Йозефа протянула ключ Казанове, и он в темноте отправился вверх по узкой тропе.
Глава 5
Тишина, наконец-то воцарилась тишина. Было совершенно тихо, никакой музыки, никакой Йозефы, никаких интриг, и Прага так далеко! Казанова сел и впервые за последнее время почувствовал покой и гармонию. Больше никаких расчетов, ничего. Он честно заслужил это мгновение уединения. Оно было таким сладким!
Завтра станет ясно, не напрасны ли были его усилия, которые заняли у него столько времени. На этот раз Джакомо будет наслаждаться постановкой в качестве зрителя. На лице – безразличие, он будет изучать все тонкости как независимый эксперт. Будет спрашивать себя, что остается после просмотра – удовольствие или даже счастье?

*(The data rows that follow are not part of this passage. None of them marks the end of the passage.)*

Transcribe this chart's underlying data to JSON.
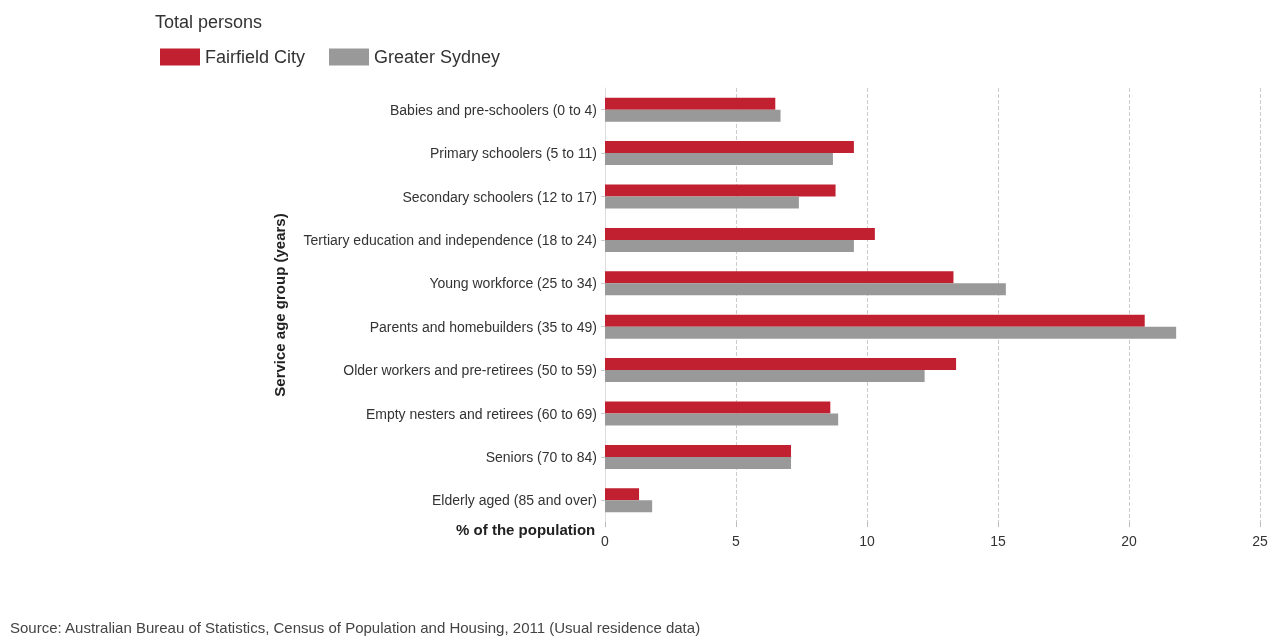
{
  "chart_data": {
    "type": "bar",
    "orientation": "horizontal",
    "legend_title": "Total persons",
    "xlabel": "% of the population",
    "ylabel": "Service age group (years)",
    "categories": [
      "Babies and pre-schoolers (0 to 4)",
      "Primary schoolers (5 to 11)",
      "Secondary schoolers (12 to 17)",
      "Tertiary education and independence (18 to 24)",
      "Young workforce (25 to 34)",
      "Parents and homebuilders (35 to 49)",
      "Older workers and pre-retirees (50 to 59)",
      "Empty nesters and retirees (60 to 69)",
      "Seniors (70 to 84)",
      "Elderly aged (85 and over)"
    ],
    "series": [
      {
        "name": "Fairfield City",
        "color": "#c0202f",
        "values": [
          6.5,
          9.5,
          8.8,
          10.3,
          13.3,
          20.6,
          13.4,
          8.6,
          7.1,
          1.3
        ]
      },
      {
        "name": "Greater Sydney",
        "color": "#999999",
        "values": [
          6.7,
          8.7,
          7.4,
          9.5,
          15.3,
          21.8,
          12.2,
          8.9,
          7.1,
          1.8
        ]
      }
    ],
    "xlim": [
      0,
      25
    ],
    "xticks": [
      0,
      5,
      10,
      15,
      20,
      25
    ],
    "grid": "x",
    "legend": "top left",
    "annotations": [
      "Source: Australian Bureau of Statistics, Census of Population and Housing, 2011 (Usual residence data)"
    ]
  }
}
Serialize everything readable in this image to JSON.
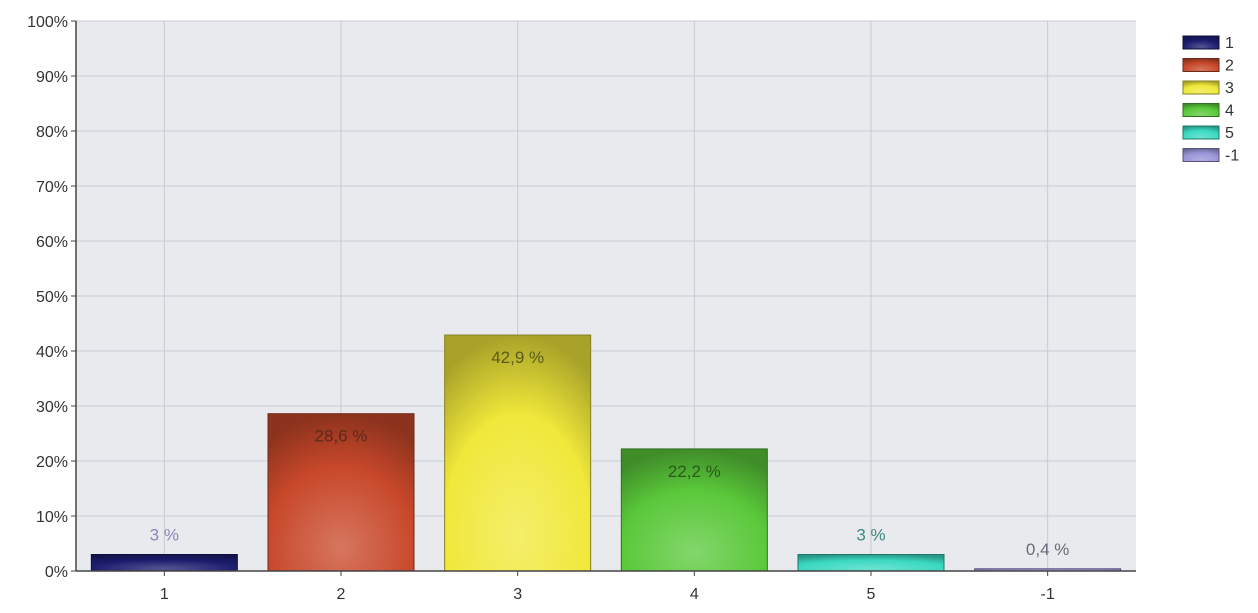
{
  "chart_data": {
    "type": "bar",
    "categories": [
      "1",
      "2",
      "3",
      "4",
      "5",
      "-1"
    ],
    "values": [
      3,
      28.6,
      42.9,
      22.2,
      3,
      0.4
    ],
    "value_labels": [
      "3 %",
      "28,6 %",
      "42,9 %",
      "22,2 %",
      "3 %",
      "0,4 %"
    ],
    "y_ticks": [
      "0%",
      "10%",
      "20%",
      "30%",
      "40%",
      "50%",
      "60%",
      "70%",
      "80%",
      "90%",
      "100%"
    ],
    "ylim": [
      0,
      100
    ],
    "grid": true,
    "legend": {
      "position": "top-right",
      "entries": [
        "1",
        "2",
        "3",
        "4",
        "5",
        "-1"
      ]
    },
    "colors": [
      "#1c1c6e",
      "#c8482a",
      "#f0e83a",
      "#5ac83a",
      "#3ad8c0",
      "#9a94d8"
    ],
    "label_colors": [
      "#8a88b8",
      "#5a2a1a",
      "#5a5a1a",
      "#2a5a1a",
      "#3a8a80",
      "#6a6a7a"
    ],
    "plot_background": "#e8eaee",
    "title": "",
    "xlabel": "",
    "ylabel": ""
  }
}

Попробует оценить, удалось ли ему взглянуть на оперу со стороны. Выдержит ли увиденное его критику?
Это интересовало его только теперь, когда ничего больше нельзя было изменить. Все целиком и полностью зависело от актеров, от оркестра и от недюжинных способностей капельмейстера, который, к счастью, дирижировал собственным творением. Когда Моцарт занимал свое место перед оркестром, он становился победителем. Музыканты боготворили маэстро, лезли из кожи вон, чтобы оправдать его ожидания. Если понадобится, они сыграют увертюру без репетиций. Такая встряска пойдет им только на пользу. Кто знает, может быть, маэстро как раз на это и рассчитывал? Может быть, он откладывал написание увертюры на последний момент, чтобы накалить обстановку до предела, чтобы, начиная с первого такта, музыканты играли так внимательно, как еще ни разу в жизни?
Моцарт был способен на это. Джакомо Казанова ожидал от него чего угодно. А вот Йозефа – наоборот. Ей и в голову не пришло бы, что Моцарт мог затеять с увертюрой такую хитрую и, возможно, даже коварную игру. Она считала его импульсивным, иногда даже по-детски несерьезным. Но душу этого человека было не так-то просто разгадать. За последние дни Казанова провел рядом с маэстро много времени. У него была возможность познакомиться с композитором получше, но синьор Джакомо до сих пор не знал Моцарта.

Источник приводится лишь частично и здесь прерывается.